In the last three years, Moncler has gone from the slopes to the streets.

Remo Ruffini bought the 50-plus-year-old brand in 2003 and "changed completely the strategy" — in product, segmentation and distribution — to reposition Moncler from a pricy active line to a status-symbol outerwear collection.

And his plan appears to be working. Since Ruffini acquired the brand from Fin.part, a multilabel manufacturer, for an undisclosed sum, the Milan company's volume has almost tripled, to about 100 million euros, or $135 million, wholesale, from 35 million euros, or $47 million at current exchange.

"I don't care so much about the quantity and the amount — if you work well, the quantity comes," Ruffini said. "Good quality and good stores are most important."

He began with the product, cutting out everything from the line that was not down-filled.

"When I came to Moncler, it was a complete collection with T-shirts and everything, and I kept only the down jacket," Ruffini said. "I prefer to make the best down jacket in the world, rather than have a collection like many in the market. My dream is for people when they see a puffy jacket to think Moncler, to link the two names: down jacket and Moncler."

He also segmented the line, adding higher-end, designer and archive collections to the traditional "sport chic" fare. Today, the 10-piece pure ski collection makes up only a fraction of sales.

With the changes in product, the price points increased. An outfit from the sport chic line, which makes up 45 percent of Moncler's apparel sales, wholesales for around $600. The archive jackets, which take their inspiration from bestsellers of the Fifties and Sixties and feature the famous Moncler patches on the arms, wholesale for $300 to $400 and account for about half of sales. At the top end, Ruffini added a designer red-label line and hired former Gucci women's ready-to-wear designer Alessandra Facchinetti to design it. Two years after its 2006 launch, the Gamma Rouge line, which wholesales from $900 to $2,500, makes up just more than 5 percent of sales.

Moncler is also adding accessories to the lineup — and the down-filled bags and shoes toe the company's must-have-down line. The company started making down bags with Fendi for fall 2006, and its own bags and shoes, starting in July, will be in 100 stores, including Barneys New York and Collette. "It's important to show only in the best stores in the world," said Ruffini.
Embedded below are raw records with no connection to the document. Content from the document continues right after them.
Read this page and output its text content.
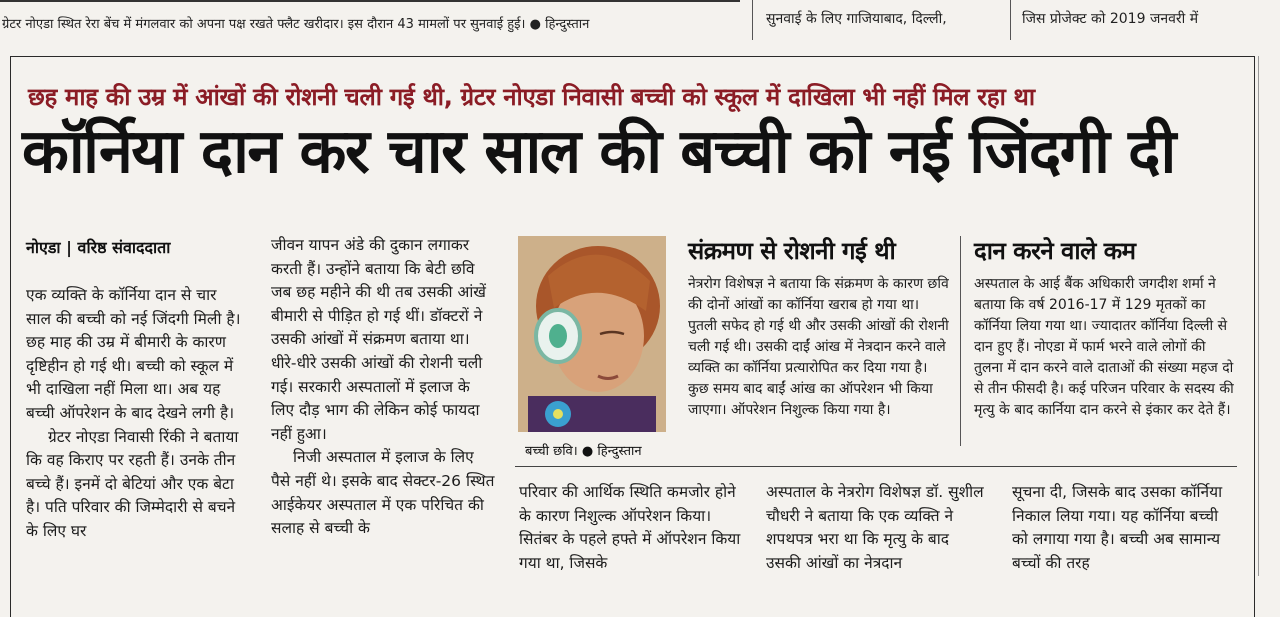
ग्रेटर नोएडा स्थित रेरा बेंच में मंगलवार को अपना पक्ष रखते फ्लैट खरीदार। इस दौरान 43 मामलों पर सुनवाई हुई। ● हिन्दुस्तान	सुनवाई के लिए गाजियाबाद, दिल्ली,	जिस प्रोजेक्ट को 2019 जनवरी में
छह माह की उम्र में आंखों की रोशनी चली गई थी, ग्रेटर नोएडा निवासी बच्ची को स्कूल में दाखिला भी नहीं मिल रहा था
कॉर्निया दान कर चार साल की बच्ची को नई जिंदगी दी
नोएडा | वरिष्ठ संवाददाता

एक व्यक्ति के कॉर्निया दान से चार साल की बच्ची को नई जिंदगी मिली है। छह माह की उम्र में बीमारी के कारण दृष्टिहीन हो गई थी। बच्ची को स्कूल में भी दाखिला नहीं मिला था। अब यह बच्ची ऑपरेशन के बाद देखने लगी है।

ग्रेटर नोएडा निवासी रिंकी ने बताया कि वह किराए पर रहती हैं। उनके तीन बच्चे हैं। इनमें दो बेटियां और एक बेटा है। पति परिवार की जिम्मेदारी से बचने के लिए घर

जीवन यापन अंडे की दुकान लगाकर करती हैं। उन्होंने बताया कि बेटी छवि जब छह महीने की थी तब उसकी आंखें बीमारी से पीड़ित हो गई थीं। डॉक्टरों ने उसकी आंखों में संक्रमण बताया था। धीरे-धीरे उसकी आंखों की रोशनी चली गई। सरकारी अस्पतालों में इलाज के लिए दौड़ भाग की लेकिन कोई फायदा नहीं हुआ।

निजी अस्पताल में इलाज के लिए पैसे नहीं थे। इसके बाद सेक्टर-26 स्थित आईकेयर अस्पताल में एक परिचित की सलाह से बच्ची के

बच्ची छवि। ● हिन्दुस्तान
संक्रमण से रोशनी गई थी
नेत्ररोग विशेषज्ञ ने बताया कि संक्रमण के कारण छवि की दोनों आंखों का कॉर्निया खराब हो गया था। पुतली सफेद हो गई थी और उसकी आंखों की रोशनी चली गई थी। उसकी दाईं आंख में नेत्रदान करने वाले व्यक्ति का कॉर्निया प्रत्यारोपित कर दिया गया है। कुछ समय बाद बाईं आंख का ऑपरेशन भी किया जाएगा। ऑपरेशन निशुल्क किया गया है।
दान करने वाले कम
अस्पताल के आई बैंक अधिकारी जगदीश शर्मा ने बताया कि वर्ष 2016-17 में 129 मृतकों का कॉर्निया लिया गया था। ज्यादातर कॉर्निया दिल्ली से दान हुए हैं। नोएडा में फार्म भरने वाले लोगों की तुलना में दान करने वाले दाताओं की संख्या महज दो से तीन फीसदी है। कई परिजन परिवार के सदस्य की मृत्यु के बाद कार्निया दान करने से इंकार कर देते हैं।
परिवार की आर्थिक स्थिति कमजोर होने के कारण निशुल्क ऑपरेशन किया। सितंबर के पहले हफ्ते में ऑपरेशन किया गया था, जिसके
अस्पताल के नेत्ररोग विशेषज्ञ डॉ. सुशील चौधरी ने बताया कि एक व्यक्ति ने शपथपत्र भरा था कि मृत्यु के बाद उसकी आंखों का नेत्रदान
सूचना दी, जिसके बाद उसका कॉर्निया निकाल लिया गया। यह कॉर्निया बच्ची को लगाया गया है। बच्ची अब सामान्य बच्चों की तरह
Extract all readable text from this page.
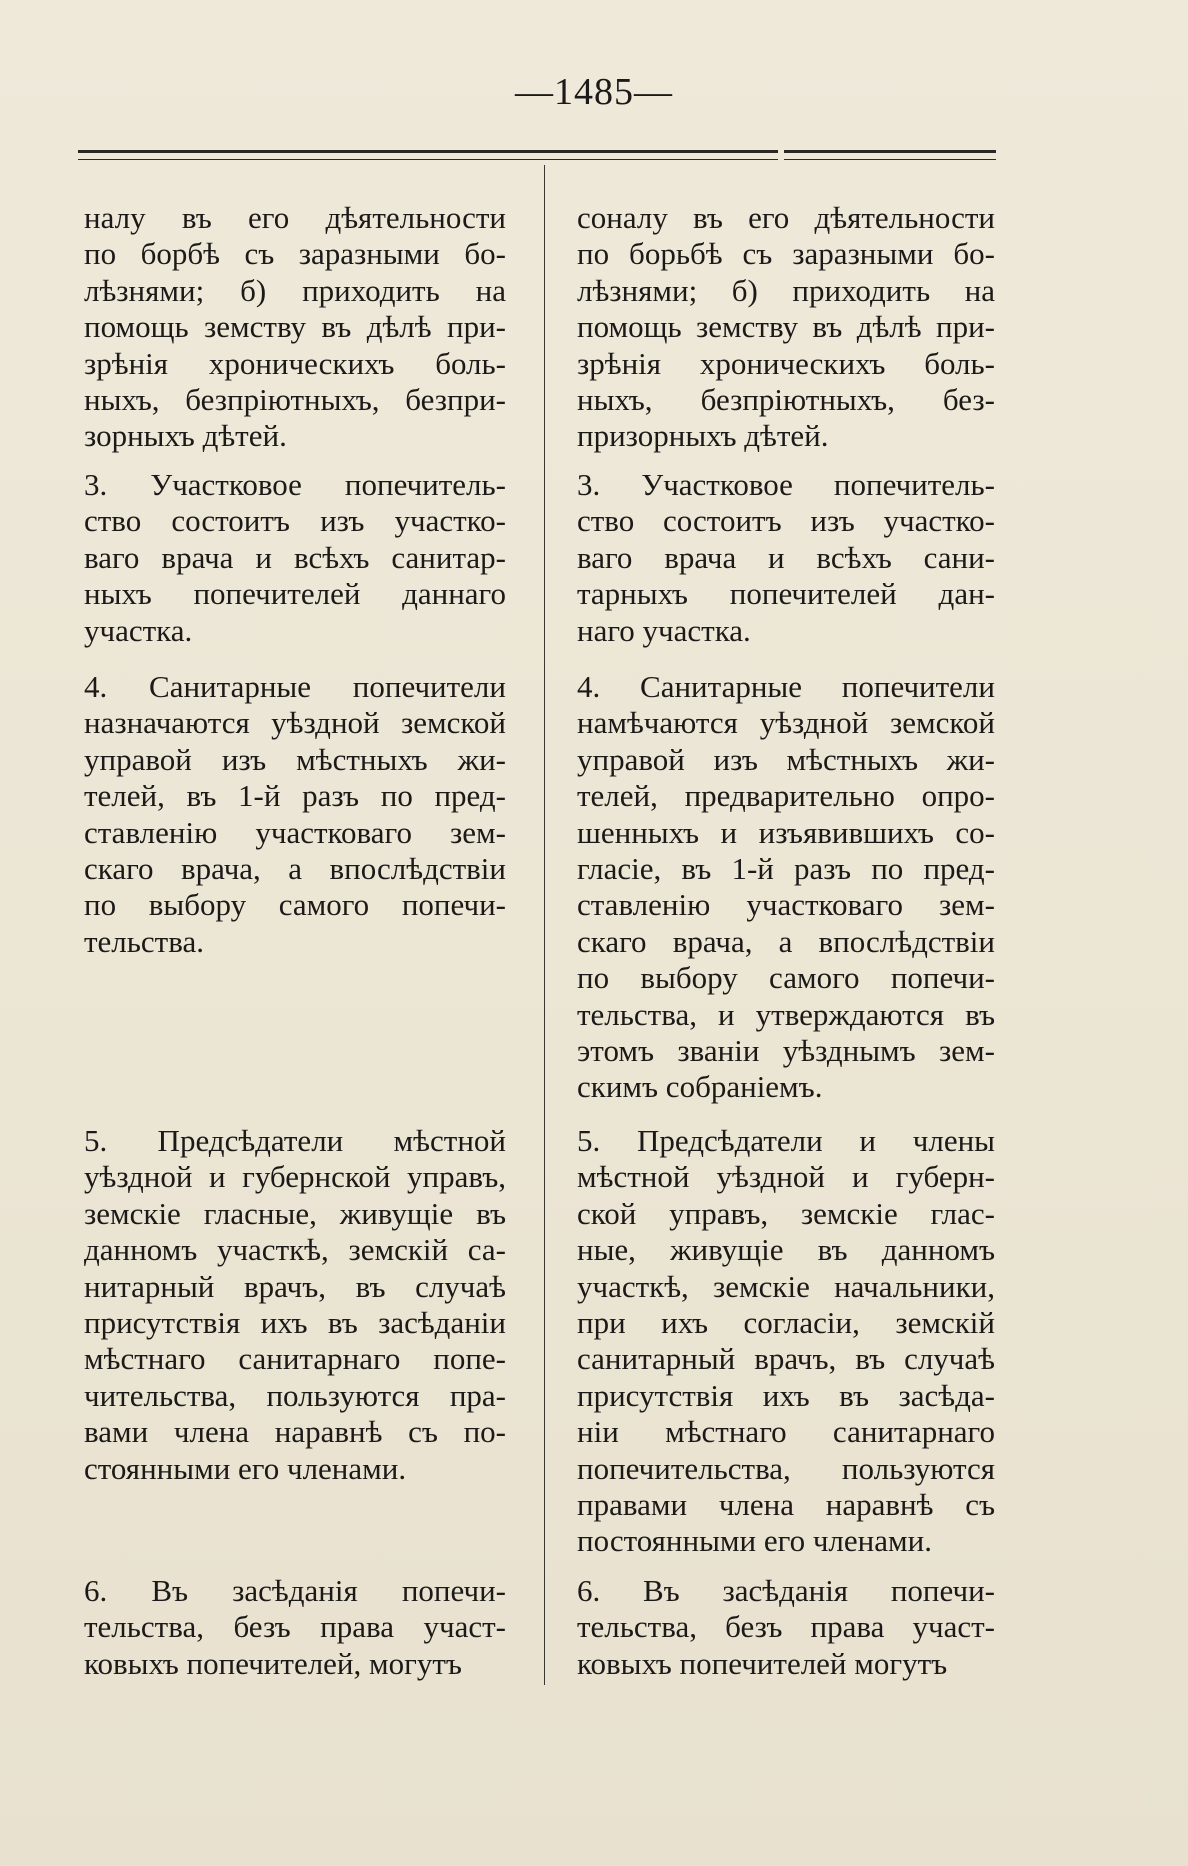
—1485—
налу въ его дѣятельности
по борбѣ съ заразными бо-
лѣзнями; б) приходить на
помощь земству въ дѣлѣ при-
зрѣнія хроническихъ боль-
ныхъ, безпріютныхъ, безпри-
зорныхъ дѣтей.
3. Участковое попечитель-
ство состоитъ изъ участко-
ваго врача и всѣхъ санитар-
ныхъ попечителей даннаго
участка.
4. Санитарные попечители
назначаются уѣздной земской
управой изъ мѣстныхъ жи-
телей, въ 1-й разъ по пред-
ставленію участковаго зем-
скаго врача, а впослѣдствіи
по выбору самого попечи-
тельства.
5. Предсѣдатели мѣстной
уѣздной и губернской управъ,
земскіе гласные, живущіе въ
данномъ участкѣ, земскій са-
нитарный врачъ, въ случаѣ
присутствія ихъ въ засѣданіи
мѣстнаго санитарнаго попе-
чительства, пользуются пра-
вами члена наравнѣ съ по-
стоянными его членами.
6. Въ засѣданія попечи-
тельства, безъ права участ-
ковыхъ попечителей, могутъ
соналу въ его дѣятельности
по борьбѣ съ заразными бо-
лѣзнями; б) приходить на
помощь земству въ дѣлѣ при-
зрѣнія хроническихъ боль-
ныхъ, безпріютныхъ, без-
призорныхъ дѣтей.
3. Участковое попечитель-
ство состоитъ изъ участко-
ваго врача и всѣхъ сани-
тарныхъ попечителей дан-
наго участка.
4. Санитарные попечители
намѣчаются уѣздной земской
управой изъ мѣстныхъ жи-
телей, предварительно опро-
шенныхъ и изъявившихъ со-
гласіе, въ 1-й разъ по пред-
ставленію участковаго зем-
скаго врача, а впослѣдствіи
по выбору самого попечи-
тельства, и утверждаются въ
этомъ званіи уѣзднымъ зем-
скимъ собраніемъ.
5. Предсѣдатели и члены
мѣстной уѣздной и губерн-
ской управъ, земскіе глас-
ные, живущіе въ данномъ
участкѣ, земскіе начальники,
при ихъ согласіи, земскій
санитарный врачъ, въ случаѣ
присутствія ихъ въ засѣда-
ніи мѣстнаго санитарнаго
попечительства, пользуются
правами члена наравнѣ съ
постоянными его членами.
6. Въ засѣданія попечи-
тельства, безъ права участ-
ковыхъ попечителей могутъ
The accessories wholesale for around $1,000. Ruffini wants to focus solely on handbags and shoes for the next three years, then add other accessories. Ultimately, he thinks accessories sales can make up 20 to 30 percent of Moncler's sales.Moncler's higher-end designer products have found a new home.

"One of the biggest keys to our success is our distribution," Ruffini said. "Moncler was really strong on the sports point of view, and it was distributed in the sporting good stores before, but we changed the distribution to change the perception of the brand. I want to grow up in the same stores, not grow the distribution."

Moncler began targeting Bergdorf Goodman, Barneys New York, Saks Fifth Avenue and a host of smaller specialty stores like Searle, more than 2,000 doors worldwide. In addition to the specialty stores, Moncler can still be found in 200-plus high-end active retailers, like Paragon in New York.

Moncler also has six of its own stores in Europe's high-end ski resorts. The company is adding one or two stores every season at key resorts, particularly in the Alps, and Ruffini's ultimate goal is to have 30 to 35 proprietary stores in all the world's top ski spots. By 2009, he hopes to open Moncler's first U.S. store in Aspen, Colo.

Ruffini, 45, began his career at his father's company, Gianfranco Ruffini Ltd., which handled the designing and marketing of several clothing lines as a licensee, and founded a company called New England in 1984 that originally specialized in men's shirts and then expanded into all sportswear. In 1998, he left his father's company and became creative director of the Moncler, Henry Cotton and Marina Yachting brands, all owned by Fin.part. Since buying Moncler, Ruffini has been chairman and creative director of the brand.

He splits his time between his home in Como, Italy, and Milan, headquarters of the 100 percent made-in-Europe brand.

Despite the company's rapid growth and prime positioning as a high-margin luxury brand, Ruffini said he was not looking to flip his investment.

"Never say never, but I am not interested in selling right now," he said. "History was the reason to buy Moncler, and it's why I want to keep it."